Бобр, вспомнив правила приличия, достал из рюкзака припасы. Саморазогревающиеся консервы, хлеб, колбасу, Валера тут же выставил бутылку армянского коньяку в оплетенной бутылке. Лесник, крякнув на такой ход, молча достал из вещьмешка большой шмат сала, поставил чайник обратно на примус и звякнул тремя граненными стаканами. Валера посмотрел на весь стол и отстегнул от пояса плоскую трехсотграммовую фляжку с разведенным до шестидесяти градусов спиртом. Егор, поняв правила вдруг спонтанно возникшей игры, окинув всех взглядом, хитро улыбнулся и достал из рюкзака две плитки шоколада и положил их рядом с коньяком. Лесник почесал бороду, протянув «да-а-а», встал и вышел из избы. Через минуту он вернулся с большим пучком лука, петрушки и укропа, уже сполоснутого колодезной водой. Стряхнул влагу на пол, постелил невесть откуда взявшуюся газетку и выложил ароматную зелень на нее, придавив сверху фляжкой ученого. Чмокнула в торжественной тишине откупоренная бутылка армянского коньяка, по избе поплыл ни с чем не сравнимый запах дубовой выдержки, напиток, булькая, разлился по стаканам.

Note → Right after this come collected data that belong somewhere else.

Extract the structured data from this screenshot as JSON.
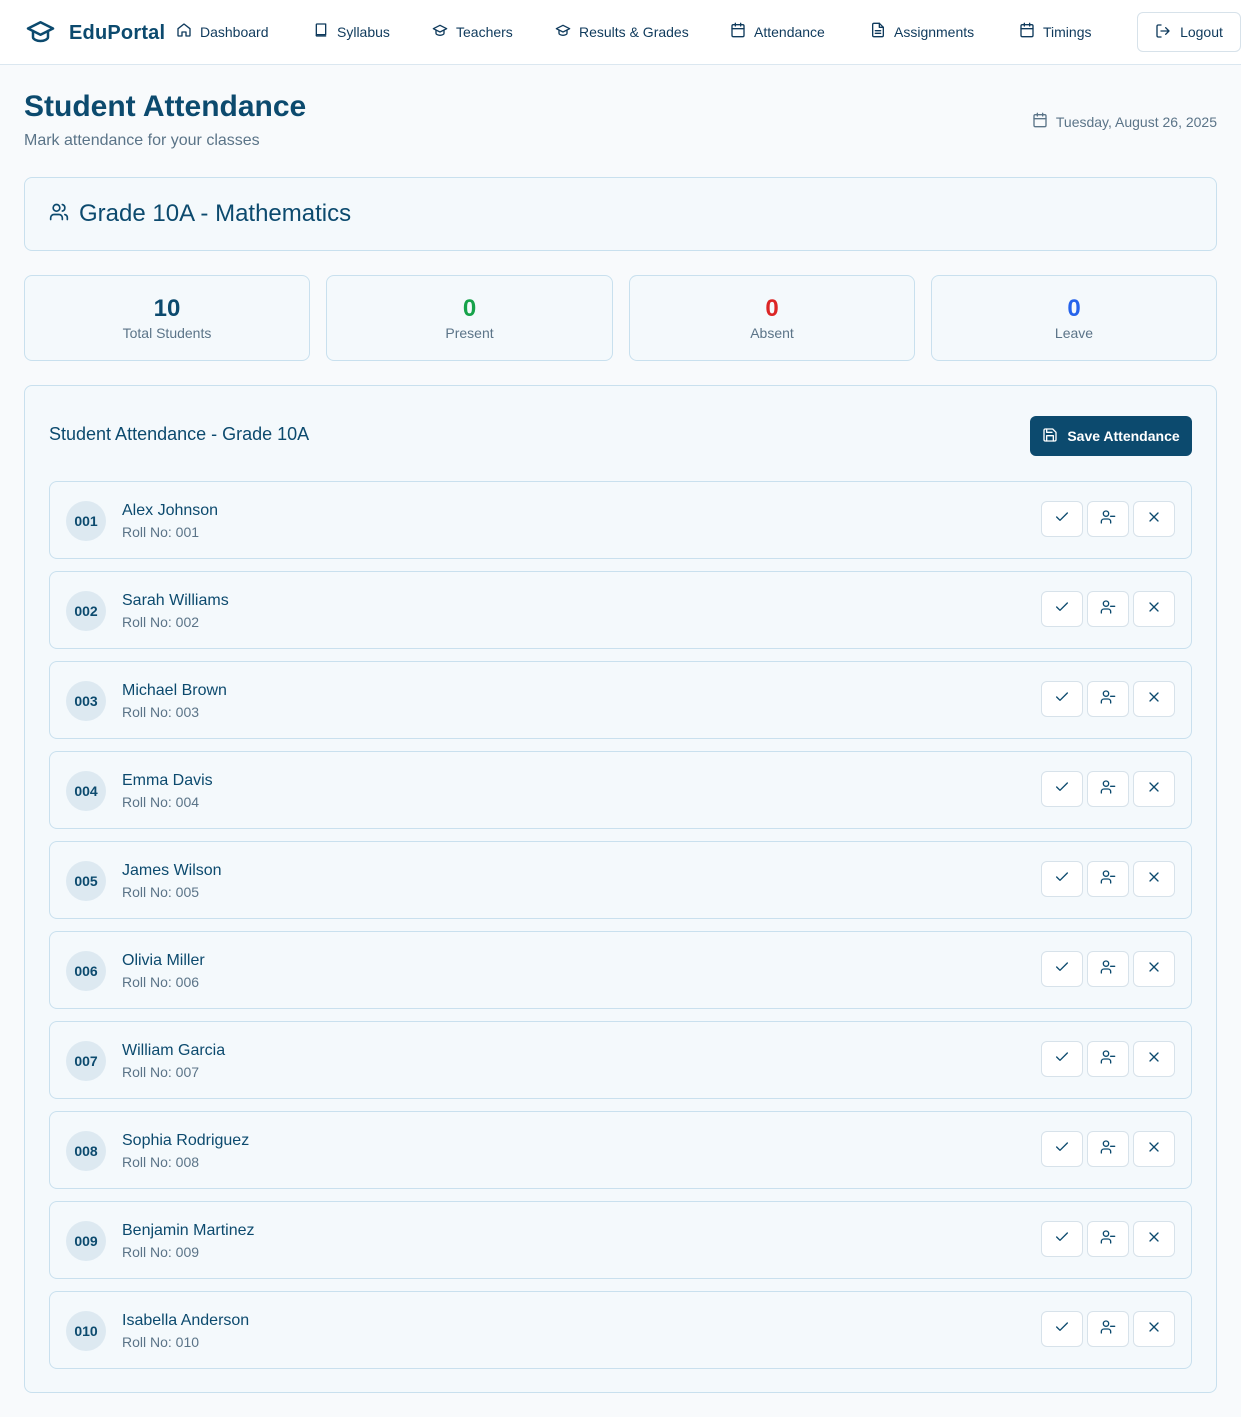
{
  "app": {
    "name": "EduPortal"
  },
  "nav": {
    "items": [
      {
        "label": "Dashboard",
        "icon": "home-icon"
      },
      {
        "label": "Syllabus",
        "icon": "book-icon"
      },
      {
        "label": "Teachers",
        "icon": "graduation-cap-icon"
      },
      {
        "label": "Results & Grades",
        "icon": "graduation-cap-icon"
      },
      {
        "label": "Attendance",
        "icon": "calendar-icon"
      },
      {
        "label": "Assignments",
        "icon": "document-icon"
      },
      {
        "label": "Timings",
        "icon": "calendar-icon"
      }
    ],
    "logout_label": "Logout"
  },
  "header": {
    "title": "Student Attendance",
    "subtitle": "Mark attendance for your classes",
    "date": "Tuesday, August 26, 2025"
  },
  "class_card": {
    "title": "Grade 10A - Mathematics"
  },
  "stats": [
    {
      "value": "10",
      "label": "Total Students",
      "color": "#0c4a6e"
    },
    {
      "value": "0",
      "label": "Present",
      "color": "#16a34a"
    },
    {
      "value": "0",
      "label": "Absent",
      "color": "#dc2626"
    },
    {
      "value": "0",
      "label": "Leave",
      "color": "#2563eb"
    }
  ],
  "panel": {
    "title": "Student Attendance - Grade 10A",
    "save_label": "Save Attendance"
  },
  "students": [
    {
      "badge": "001",
      "name": "Alex Johnson",
      "roll": "Roll No: 001"
    },
    {
      "badge": "002",
      "name": "Sarah Williams",
      "roll": "Roll No: 002"
    },
    {
      "badge": "003",
      "name": "Michael Brown",
      "roll": "Roll No: 003"
    },
    {
      "badge": "004",
      "name": "Emma Davis",
      "roll": "Roll No: 004"
    },
    {
      "badge": "005",
      "name": "James Wilson",
      "roll": "Roll No: 005"
    },
    {
      "badge": "006",
      "name": "Olivia Miller",
      "roll": "Roll No: 006"
    },
    {
      "badge": "007",
      "name": "William Garcia",
      "roll": "Roll No: 007"
    },
    {
      "badge": "008",
      "name": "Sophia Rodriguez",
      "roll": "Roll No: 008"
    },
    {
      "badge": "009",
      "name": "Benjamin Martinez",
      "roll": "Roll No: 009"
    },
    {
      "badge": "010",
      "name": "Isabella Anderson",
      "roll": "Roll No: 010"
    }
  ],
  "colors": {
    "primary": "#0c4a6e",
    "present": "#16a34a",
    "absent": "#dc2626",
    "leave": "#2563eb",
    "border": "#c9e0ee"
  }
}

– Ну… мужики, со свиданьицем! – сказал дед, раздался стук граненых стаканов.

Славно пообедав, обсудив последние новости Рыжего Леса и Янтаря, а также последствия последнего Выброса, сталкеров разморило.

– Глеб Борисович, а где у вас тут… по малому делу? – спросил ученый.

Бобр прислушался, его тоже, вот уже пару минут, как интересовал этот вопрос, но смущали два снорка, наверное, сидящие на крыше. Лесник сидел абсолютно трезвый, разве что чуток порозовевший.

– Ну пойдем провожу, а то, я смотрю, из дому выйти боитесь. Бобр, возьми чего-нибудь со стола, угостим ребят.